So why did the news make me so melancholy, even to this minute?

It might have something to do with the fact that it was his commencement speech at Stanford that planted the seed in my mind that life is beautifully and tragically ephemeral. I didn’t know what to do with that information at the time, but over the past few years, this mindset has really shifted me to strive to live a life of purpose.

It only occurs to me now that, just as he saw a vision of the future at Xerox PARC in the 1970s, he saw another 8 years ago with touch/gesture-based computing, and he’s been absolutely driven to see it take hold. It’s happening now, and it’s irreversibly changing the way people interact with computers. The iPad isn’t some gadget, it’s a puzzle piece in Jobs’s vision of literally altering the future of humanity.

Is it egotistical for him to believe that if he didn’t bring about these visions of computing, from personal, to graphical, to touch, that they would never have existed (or would have been horribly mangled)? Yes, definitely. Is it true? Almost assuredly.

When Jobs and Gates were asked about legacy a few years back, Steve brushed off the question.
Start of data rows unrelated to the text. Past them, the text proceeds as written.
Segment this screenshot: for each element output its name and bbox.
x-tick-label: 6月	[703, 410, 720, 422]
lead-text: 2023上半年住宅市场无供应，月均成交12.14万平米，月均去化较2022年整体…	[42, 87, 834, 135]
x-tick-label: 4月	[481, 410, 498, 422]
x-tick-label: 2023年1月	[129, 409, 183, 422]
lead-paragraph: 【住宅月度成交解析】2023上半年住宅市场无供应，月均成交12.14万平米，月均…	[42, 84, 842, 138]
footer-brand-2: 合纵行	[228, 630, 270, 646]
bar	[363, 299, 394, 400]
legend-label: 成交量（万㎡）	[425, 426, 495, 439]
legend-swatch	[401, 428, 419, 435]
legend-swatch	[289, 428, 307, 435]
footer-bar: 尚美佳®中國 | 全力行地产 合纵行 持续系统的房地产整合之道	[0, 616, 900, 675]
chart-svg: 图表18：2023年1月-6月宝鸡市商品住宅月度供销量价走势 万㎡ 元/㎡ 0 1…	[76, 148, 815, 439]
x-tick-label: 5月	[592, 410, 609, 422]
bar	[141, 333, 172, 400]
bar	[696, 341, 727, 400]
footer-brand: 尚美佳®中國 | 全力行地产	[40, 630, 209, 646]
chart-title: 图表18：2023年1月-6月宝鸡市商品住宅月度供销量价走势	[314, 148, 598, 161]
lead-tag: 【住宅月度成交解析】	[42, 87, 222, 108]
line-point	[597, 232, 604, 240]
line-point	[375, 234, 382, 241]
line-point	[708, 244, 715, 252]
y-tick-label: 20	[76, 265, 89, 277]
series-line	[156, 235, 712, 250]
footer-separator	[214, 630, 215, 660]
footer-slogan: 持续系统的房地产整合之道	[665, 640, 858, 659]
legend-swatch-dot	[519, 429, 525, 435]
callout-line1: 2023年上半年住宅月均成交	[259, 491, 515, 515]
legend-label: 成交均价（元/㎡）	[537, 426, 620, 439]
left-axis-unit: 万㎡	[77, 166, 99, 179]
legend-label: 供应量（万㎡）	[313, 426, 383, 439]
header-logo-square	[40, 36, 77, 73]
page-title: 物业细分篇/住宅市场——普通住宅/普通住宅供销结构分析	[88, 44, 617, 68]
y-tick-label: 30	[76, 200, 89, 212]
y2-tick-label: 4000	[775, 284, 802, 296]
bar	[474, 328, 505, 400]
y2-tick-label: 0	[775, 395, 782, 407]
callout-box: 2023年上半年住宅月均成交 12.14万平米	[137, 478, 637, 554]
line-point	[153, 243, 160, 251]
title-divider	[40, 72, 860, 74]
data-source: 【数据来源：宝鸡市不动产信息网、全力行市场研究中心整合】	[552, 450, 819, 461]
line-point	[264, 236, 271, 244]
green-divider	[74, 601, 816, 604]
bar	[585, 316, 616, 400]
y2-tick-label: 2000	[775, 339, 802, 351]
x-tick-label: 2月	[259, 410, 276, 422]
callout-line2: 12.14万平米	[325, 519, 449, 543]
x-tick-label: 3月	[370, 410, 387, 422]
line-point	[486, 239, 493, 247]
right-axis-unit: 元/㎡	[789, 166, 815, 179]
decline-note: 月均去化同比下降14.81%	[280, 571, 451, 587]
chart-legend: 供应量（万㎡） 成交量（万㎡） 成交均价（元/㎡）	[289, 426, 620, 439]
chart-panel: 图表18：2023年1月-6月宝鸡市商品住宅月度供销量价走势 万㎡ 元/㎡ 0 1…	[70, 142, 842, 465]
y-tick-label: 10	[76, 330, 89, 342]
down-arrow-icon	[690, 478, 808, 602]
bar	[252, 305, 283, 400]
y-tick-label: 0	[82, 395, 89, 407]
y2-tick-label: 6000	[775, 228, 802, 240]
I thought it was odd, but I get it now.

The term “legacy” tends to be associated with the question, “How will I be remembered?” Alfred Nobel didn’t want to be known as a merchant of death, and he did indeed radically change his legacy. Bill Gates turned his focus 180 degrees, from taking money from rich Westerners to raising the standard of living for the world’s poorest 10%.

Steve Jobs has no time for that. For him, the idea of legacy is probably a distraction, because he goes into work every day with the intention of changing the world, not the way he’ll be talked about after he’s gone.

Jobs says that he once had to choose between an “important” business meeting and a date with the woman that would someday become his wife. His thought was that if it were his last day on earth, he’d choose seeing her. So he did.

What would I do if today were my last? Would I be doing the same things with my family? Is there enough of my own mission in my work that I’d still be there? If not, why? What am I going to do about it?

It’s important to note that Jobs doesn’t say “live each day like it’s your last.” He just poses the question and says that when he has too many consecutive days where he doesn’t like the answer, it’s time to change something.

If you haven’t watched his speech, please do. He implored those students (and by extension, me, and you) to not spend your days living someone else’s life, because there’s so precious little of our own.

I’m grateful for the lesson, and hopeful that Steve will recover fully and to continue to embody it.